Alcançando a Cultura Juvenil



     Se o leitor quiser escrever em cimento, tem de colocar nele a sua marca enquanto ele está mole.

     Usualmente o coração dos jovens é um coração ainda mole. Mas à medida que o tempo passa o cimento endurece. Oitenta e cinco por cento das pessoas que aceitam Cristo fazem-no antes de terminarem o ensino secundário. 

     A sua assembleia está a conseguir marcar a juventude de hoje?

     Juventude, hoje, é uma palavra que descreve mais que um grupo etário; descreve uma cultura separada. Os valores, a linguagem e os problemas dos jovens são únicos. Neste momento o planeta é habitado por mais de um bilião deles.

     Há uma batalha espiritual enfurecida contra os jovens. O inimigo procura neutralizar espiritualmente uma geração inteira de modo a que as gerações também vivam sem Deus. Cremos que a juventude se trata duma “geração decisiva”.


O Progresso de Satanás

     Ron Hutchcraft, resumiu assim o progresso que Satanás já conseguiu:

     ·        Nos anos 50 os jovens perderam a sua inocência.

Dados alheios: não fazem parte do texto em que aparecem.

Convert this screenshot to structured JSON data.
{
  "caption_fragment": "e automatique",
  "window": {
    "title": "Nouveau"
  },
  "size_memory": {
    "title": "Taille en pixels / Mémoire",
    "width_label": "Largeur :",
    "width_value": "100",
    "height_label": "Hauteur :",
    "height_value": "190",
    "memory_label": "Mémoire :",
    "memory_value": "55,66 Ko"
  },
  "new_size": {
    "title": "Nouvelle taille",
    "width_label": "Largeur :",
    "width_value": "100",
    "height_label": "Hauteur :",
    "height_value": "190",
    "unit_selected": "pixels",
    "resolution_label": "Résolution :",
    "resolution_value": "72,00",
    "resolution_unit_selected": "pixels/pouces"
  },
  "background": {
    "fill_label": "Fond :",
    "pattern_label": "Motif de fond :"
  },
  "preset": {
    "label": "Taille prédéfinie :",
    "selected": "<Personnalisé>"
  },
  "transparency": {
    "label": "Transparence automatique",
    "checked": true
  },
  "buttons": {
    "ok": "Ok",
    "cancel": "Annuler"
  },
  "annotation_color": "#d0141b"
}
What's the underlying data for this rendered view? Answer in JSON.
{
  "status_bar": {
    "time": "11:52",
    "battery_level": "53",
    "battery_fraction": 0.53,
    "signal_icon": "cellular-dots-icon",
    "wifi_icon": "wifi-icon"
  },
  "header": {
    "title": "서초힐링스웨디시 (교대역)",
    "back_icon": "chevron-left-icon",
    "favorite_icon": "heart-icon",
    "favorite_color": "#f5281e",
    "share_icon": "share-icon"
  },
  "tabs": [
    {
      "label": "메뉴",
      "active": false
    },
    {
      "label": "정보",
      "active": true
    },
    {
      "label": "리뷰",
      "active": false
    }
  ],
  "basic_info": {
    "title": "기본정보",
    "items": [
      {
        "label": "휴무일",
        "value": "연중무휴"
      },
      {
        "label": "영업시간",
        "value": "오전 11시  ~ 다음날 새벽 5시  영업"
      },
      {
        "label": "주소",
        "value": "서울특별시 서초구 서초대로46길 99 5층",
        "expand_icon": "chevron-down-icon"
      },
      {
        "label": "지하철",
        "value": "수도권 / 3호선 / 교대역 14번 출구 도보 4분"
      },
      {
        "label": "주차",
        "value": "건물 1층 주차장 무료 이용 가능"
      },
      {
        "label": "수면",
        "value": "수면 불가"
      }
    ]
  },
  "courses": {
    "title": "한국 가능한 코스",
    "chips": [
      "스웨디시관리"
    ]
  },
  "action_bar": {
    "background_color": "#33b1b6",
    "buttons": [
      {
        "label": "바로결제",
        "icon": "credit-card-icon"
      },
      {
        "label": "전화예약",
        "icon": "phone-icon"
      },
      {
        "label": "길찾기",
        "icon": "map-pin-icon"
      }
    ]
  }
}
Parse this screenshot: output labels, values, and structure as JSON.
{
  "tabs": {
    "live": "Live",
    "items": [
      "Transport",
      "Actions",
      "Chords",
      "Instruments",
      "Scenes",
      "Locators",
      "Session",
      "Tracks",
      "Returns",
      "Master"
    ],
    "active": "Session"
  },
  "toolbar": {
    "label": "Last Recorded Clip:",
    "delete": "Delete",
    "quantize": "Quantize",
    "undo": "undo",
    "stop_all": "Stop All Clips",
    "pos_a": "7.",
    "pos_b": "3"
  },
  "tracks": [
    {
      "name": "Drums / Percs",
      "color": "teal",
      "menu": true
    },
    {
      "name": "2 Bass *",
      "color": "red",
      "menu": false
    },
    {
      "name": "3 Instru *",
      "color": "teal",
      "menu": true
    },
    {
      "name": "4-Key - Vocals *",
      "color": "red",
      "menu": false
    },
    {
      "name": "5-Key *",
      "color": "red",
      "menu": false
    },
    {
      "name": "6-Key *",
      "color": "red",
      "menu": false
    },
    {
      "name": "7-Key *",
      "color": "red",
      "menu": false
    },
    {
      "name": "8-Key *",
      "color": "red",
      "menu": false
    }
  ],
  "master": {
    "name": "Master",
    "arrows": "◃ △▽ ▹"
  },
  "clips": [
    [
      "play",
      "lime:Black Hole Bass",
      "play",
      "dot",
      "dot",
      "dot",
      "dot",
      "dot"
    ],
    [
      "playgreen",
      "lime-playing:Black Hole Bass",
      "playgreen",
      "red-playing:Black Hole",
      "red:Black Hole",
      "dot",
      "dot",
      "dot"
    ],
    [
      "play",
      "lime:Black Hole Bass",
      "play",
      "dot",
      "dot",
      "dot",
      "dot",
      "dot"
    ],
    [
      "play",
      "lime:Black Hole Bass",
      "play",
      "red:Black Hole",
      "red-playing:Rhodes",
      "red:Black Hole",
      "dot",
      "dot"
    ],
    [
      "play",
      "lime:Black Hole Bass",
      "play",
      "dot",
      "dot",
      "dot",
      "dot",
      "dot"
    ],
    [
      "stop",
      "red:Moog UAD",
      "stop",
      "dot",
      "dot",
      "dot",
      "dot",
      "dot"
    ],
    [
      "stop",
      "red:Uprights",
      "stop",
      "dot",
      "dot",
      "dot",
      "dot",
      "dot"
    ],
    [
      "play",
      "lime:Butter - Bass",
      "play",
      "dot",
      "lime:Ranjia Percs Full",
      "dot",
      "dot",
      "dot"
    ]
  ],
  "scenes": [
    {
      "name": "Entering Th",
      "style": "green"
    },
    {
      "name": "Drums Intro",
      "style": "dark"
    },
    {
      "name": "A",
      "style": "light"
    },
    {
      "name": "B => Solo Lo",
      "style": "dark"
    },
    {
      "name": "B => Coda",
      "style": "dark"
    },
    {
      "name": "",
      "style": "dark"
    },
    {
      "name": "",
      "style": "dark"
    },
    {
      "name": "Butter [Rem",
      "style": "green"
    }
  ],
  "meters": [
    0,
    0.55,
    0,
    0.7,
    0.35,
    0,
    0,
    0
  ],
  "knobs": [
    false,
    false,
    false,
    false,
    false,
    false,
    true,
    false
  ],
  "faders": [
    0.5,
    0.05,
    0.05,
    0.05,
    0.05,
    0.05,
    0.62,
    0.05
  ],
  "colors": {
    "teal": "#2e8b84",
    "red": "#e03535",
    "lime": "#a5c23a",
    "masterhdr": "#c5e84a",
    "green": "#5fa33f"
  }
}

     ·        Nos anos 60 os jovens perderam o respeito pela autoridade.

     ·        Nos anos 70 os jovens perderam o seu amor.

     ·        Nos anos 80 os jovens perderam a esperança e voltaram-se para o suicídio.

     ·        Nos anos 90  os jovens praticamente não ouviram falar de Cristo.

     E agora? Os jovens “perdidos” nada sabem de Jesus, e os jovens “encontrados” não vivem para Ele.


Como Alcançá-los?

     Como crentes mais velhos, a nossa tendência é pensar que todos nós temos que comunicar as Boas Notícias de Jesus Cristo, e que os jovens responderão. Mas para os jovens hoje, a sua vida presente é mais importante do que a verdade acerca duma vida futura. Eles só se tornam na verdade do Evangelho se ela tocar a sua vida agora. Com a cultura juvenil, como com todas as outras culturas, o evangelismo eficaz usualmente vai de encontro à “necessidades sentidas”, antes de ir de encontro à “necessidade real” da vida eterna por meio de Jesus Cristo.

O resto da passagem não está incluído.